Finding butterfly eggs can take time and patience. It requires careful observation and regular visits to potential egg-laying sites.

Remember that butterflies have specific flight periods and may lay eggs during certain times of the year. Persistence increases your chances of discovering their eggs.

We are diligent about checking our milkweed plants for monarchs eggs daily. We call it going on a “egg hunt” and the kids love it!

Document and Protect:

Once you find butterfly eggs, document your findings with photographs or notes. Take care not to disturb or damage the eggs, as they are fragile.

If you aren’t taking them inside to raise them, avoid touching them, and if you need to move closer for a better look, use a soft brush or twig instead of your fingers.

If you are interested in learning how to raise the caterpillars through the metamorphosis process, you can learn about that here.

What if I find a caterpillar on a host plant?

During your egg search, you might also find caterpillars that have already hatched. You can also bring those inside to raise, but there are a couple things to consider.

First, be sure you have access to enough of the host plant to keep them fed until they pupate into a chysalis. Monarch caterpillars eat A LOT during the last few days.

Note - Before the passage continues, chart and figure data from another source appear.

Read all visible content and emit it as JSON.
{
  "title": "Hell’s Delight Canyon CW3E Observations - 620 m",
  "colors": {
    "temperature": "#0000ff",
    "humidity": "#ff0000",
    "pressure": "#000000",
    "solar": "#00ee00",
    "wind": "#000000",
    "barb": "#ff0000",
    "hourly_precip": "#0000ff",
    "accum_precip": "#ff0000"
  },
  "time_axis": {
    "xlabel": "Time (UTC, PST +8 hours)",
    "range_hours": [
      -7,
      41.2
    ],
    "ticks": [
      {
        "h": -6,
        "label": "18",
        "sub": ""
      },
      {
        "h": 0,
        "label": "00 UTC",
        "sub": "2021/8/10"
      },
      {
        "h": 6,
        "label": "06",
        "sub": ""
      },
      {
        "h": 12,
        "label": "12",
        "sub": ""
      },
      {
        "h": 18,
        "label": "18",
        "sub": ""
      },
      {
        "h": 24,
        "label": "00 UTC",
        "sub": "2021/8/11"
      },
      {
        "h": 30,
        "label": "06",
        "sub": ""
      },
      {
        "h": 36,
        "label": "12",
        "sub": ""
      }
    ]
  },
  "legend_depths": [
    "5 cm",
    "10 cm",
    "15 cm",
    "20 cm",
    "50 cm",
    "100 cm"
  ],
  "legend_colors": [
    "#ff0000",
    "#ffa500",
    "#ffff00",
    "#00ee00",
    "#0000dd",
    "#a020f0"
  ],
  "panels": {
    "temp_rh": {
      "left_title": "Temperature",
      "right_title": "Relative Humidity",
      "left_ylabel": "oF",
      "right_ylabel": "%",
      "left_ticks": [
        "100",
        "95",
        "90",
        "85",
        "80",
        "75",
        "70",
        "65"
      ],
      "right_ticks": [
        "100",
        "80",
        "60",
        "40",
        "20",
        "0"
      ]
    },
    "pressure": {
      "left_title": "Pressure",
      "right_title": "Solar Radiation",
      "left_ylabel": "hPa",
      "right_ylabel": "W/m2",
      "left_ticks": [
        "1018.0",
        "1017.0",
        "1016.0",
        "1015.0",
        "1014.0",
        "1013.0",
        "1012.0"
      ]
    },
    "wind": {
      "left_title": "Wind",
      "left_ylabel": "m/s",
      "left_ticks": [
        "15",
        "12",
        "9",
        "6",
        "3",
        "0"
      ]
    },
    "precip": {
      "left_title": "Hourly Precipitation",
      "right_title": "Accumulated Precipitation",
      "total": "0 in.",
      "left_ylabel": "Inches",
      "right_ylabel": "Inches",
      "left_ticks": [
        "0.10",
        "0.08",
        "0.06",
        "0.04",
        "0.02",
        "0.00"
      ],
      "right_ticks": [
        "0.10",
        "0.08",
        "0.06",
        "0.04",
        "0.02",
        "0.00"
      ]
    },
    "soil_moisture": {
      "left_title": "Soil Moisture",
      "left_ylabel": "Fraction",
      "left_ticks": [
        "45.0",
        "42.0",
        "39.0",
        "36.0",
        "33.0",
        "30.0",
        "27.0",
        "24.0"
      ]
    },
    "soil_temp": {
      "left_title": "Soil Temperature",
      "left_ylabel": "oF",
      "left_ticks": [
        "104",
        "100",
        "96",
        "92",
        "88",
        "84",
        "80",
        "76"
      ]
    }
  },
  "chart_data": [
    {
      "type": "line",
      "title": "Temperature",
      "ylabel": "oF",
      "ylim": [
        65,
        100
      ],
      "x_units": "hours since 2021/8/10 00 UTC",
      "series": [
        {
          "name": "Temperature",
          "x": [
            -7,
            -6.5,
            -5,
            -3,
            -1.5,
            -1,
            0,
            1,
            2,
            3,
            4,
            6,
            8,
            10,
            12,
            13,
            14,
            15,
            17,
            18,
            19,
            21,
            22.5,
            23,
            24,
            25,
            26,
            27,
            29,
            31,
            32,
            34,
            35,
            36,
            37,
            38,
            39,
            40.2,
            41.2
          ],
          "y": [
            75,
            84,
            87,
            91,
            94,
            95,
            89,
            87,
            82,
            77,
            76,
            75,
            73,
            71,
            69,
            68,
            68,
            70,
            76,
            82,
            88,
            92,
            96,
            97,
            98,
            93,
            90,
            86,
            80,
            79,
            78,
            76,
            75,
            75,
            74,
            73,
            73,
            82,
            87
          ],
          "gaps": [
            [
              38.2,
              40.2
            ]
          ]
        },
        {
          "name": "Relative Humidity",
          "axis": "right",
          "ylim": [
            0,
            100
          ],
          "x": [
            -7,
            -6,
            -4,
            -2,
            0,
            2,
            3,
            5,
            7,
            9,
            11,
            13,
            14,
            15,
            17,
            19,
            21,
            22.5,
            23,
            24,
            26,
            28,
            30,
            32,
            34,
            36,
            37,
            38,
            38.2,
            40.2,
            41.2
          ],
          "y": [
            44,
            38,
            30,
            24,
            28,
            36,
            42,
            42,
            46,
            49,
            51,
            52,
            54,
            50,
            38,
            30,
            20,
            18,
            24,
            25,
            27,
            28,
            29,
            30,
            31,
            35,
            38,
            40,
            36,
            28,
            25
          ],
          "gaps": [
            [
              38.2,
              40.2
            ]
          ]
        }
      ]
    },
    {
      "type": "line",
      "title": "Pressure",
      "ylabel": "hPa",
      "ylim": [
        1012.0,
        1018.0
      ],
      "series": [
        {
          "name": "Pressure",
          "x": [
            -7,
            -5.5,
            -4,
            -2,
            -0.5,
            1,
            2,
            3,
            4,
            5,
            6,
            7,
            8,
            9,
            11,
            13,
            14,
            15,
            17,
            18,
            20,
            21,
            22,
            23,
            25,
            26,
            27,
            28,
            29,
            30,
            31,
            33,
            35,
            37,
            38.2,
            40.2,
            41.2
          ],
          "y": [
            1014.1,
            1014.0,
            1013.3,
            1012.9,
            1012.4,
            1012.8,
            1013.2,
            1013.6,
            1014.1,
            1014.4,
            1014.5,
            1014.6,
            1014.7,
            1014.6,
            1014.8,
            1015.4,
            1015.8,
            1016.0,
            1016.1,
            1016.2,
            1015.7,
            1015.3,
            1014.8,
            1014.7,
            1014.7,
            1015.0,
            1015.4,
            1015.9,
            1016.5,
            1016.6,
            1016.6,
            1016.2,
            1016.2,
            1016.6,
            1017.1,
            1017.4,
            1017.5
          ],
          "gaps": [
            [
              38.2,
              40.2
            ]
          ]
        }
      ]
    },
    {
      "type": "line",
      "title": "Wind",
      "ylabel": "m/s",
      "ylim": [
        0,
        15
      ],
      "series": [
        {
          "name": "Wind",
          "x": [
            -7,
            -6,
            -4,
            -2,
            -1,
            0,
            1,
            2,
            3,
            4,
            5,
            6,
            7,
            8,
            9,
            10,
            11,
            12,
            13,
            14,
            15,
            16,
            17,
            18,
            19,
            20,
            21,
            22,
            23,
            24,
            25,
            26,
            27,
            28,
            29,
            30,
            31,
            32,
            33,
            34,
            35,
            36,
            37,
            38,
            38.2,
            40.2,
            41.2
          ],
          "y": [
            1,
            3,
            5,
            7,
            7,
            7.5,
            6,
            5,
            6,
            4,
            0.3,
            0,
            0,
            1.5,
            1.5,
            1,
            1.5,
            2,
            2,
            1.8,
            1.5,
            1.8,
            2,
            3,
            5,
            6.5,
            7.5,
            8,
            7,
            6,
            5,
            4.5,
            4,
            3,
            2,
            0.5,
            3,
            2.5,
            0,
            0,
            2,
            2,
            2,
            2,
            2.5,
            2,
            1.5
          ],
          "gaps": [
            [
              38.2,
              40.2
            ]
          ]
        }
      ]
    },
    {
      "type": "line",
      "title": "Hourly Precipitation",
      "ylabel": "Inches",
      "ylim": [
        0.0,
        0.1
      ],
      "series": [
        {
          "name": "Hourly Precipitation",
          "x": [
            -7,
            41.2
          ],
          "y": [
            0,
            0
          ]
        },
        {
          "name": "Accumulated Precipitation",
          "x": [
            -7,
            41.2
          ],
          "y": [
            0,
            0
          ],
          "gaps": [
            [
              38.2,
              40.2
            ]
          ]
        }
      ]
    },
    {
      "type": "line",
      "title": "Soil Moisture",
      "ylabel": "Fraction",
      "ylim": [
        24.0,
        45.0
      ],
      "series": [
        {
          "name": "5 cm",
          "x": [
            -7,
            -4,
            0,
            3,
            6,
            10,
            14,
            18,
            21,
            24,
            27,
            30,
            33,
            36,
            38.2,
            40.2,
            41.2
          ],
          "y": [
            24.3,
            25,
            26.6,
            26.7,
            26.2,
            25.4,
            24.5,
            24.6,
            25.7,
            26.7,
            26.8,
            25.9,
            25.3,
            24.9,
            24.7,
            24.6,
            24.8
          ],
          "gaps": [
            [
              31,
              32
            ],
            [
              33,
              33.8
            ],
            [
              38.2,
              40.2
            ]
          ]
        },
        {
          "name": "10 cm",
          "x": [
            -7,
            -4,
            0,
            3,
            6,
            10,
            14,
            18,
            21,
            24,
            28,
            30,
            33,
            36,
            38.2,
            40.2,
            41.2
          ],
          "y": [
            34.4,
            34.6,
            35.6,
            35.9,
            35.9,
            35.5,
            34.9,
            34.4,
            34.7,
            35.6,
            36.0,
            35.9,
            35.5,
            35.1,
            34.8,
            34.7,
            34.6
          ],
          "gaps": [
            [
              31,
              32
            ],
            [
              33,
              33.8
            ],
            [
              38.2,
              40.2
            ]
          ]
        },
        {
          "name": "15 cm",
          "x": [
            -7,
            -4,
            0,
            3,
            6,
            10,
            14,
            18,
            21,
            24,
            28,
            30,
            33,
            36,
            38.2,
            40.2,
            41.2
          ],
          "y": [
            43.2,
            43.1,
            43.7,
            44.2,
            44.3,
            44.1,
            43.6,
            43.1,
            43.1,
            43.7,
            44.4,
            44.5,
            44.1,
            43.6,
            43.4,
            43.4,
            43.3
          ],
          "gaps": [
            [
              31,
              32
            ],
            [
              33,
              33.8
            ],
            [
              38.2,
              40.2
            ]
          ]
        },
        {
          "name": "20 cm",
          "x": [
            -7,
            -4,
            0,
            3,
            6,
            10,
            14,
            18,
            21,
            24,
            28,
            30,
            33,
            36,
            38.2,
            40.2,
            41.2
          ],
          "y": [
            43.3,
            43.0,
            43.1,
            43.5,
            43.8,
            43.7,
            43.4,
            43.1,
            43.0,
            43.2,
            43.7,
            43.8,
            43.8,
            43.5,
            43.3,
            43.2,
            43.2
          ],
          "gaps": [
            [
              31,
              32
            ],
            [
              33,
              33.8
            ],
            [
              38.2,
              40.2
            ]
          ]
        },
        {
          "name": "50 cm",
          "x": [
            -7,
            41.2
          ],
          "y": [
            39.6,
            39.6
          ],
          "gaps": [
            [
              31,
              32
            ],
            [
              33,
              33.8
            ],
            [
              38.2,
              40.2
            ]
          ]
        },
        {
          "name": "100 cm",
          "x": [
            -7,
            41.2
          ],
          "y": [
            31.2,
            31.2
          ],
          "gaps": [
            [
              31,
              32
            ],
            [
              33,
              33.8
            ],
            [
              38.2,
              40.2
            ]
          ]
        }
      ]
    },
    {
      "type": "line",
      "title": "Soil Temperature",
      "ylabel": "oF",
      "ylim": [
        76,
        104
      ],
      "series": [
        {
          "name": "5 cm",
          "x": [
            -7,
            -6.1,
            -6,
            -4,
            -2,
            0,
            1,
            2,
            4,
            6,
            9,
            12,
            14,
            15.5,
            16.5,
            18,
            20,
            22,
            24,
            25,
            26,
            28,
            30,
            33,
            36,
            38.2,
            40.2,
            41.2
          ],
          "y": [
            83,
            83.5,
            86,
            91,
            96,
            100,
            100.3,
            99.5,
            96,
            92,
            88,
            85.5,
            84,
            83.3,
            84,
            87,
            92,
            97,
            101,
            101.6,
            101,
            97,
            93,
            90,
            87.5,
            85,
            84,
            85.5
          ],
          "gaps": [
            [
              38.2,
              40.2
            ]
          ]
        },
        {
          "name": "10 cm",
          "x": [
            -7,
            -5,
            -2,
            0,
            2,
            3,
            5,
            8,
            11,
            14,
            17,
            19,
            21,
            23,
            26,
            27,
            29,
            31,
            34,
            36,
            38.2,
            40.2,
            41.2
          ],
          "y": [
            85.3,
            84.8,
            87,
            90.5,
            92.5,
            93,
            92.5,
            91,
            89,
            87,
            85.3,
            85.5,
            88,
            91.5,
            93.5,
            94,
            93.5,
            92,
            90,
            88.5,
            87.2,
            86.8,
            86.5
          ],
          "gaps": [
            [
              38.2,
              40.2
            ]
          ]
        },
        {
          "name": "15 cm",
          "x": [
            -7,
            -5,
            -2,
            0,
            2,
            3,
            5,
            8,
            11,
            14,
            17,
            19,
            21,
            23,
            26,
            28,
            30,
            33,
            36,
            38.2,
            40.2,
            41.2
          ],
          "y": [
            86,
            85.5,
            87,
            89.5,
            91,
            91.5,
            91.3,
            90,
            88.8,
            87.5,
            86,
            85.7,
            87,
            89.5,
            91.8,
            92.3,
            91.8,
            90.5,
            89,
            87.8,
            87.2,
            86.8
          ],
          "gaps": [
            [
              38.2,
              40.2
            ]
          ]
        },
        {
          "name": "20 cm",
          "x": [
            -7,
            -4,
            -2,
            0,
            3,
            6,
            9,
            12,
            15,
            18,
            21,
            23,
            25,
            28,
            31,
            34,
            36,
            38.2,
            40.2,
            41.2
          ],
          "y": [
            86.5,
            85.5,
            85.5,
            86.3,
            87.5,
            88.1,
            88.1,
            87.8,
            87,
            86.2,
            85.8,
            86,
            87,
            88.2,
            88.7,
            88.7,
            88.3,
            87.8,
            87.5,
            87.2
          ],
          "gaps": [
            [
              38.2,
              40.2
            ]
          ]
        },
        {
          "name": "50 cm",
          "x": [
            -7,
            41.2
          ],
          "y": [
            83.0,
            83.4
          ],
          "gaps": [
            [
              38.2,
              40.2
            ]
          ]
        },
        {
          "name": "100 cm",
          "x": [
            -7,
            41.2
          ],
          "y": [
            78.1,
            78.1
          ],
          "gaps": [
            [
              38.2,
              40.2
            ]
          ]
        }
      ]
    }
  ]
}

Also be sure to keep these caterpillars quarantined from other caterpillars you may already be raising inside. It’s fairly common for caterpillars to be the target of parasitic fly and wasp larva, and you’d never know by looking at them. You often won’t know this until the adult fly/wasps hatch from the chrysalis instead of a butterfly.

They may also have been exposed to other bacterial infections common to caterpillars.

If you choose to bring in caterpillars, especially bigger caterpillars, just understand their survival rates are lower than ones brought in during the egg stage, and they should be kept separate from other caterpillars, even in the pupa stage.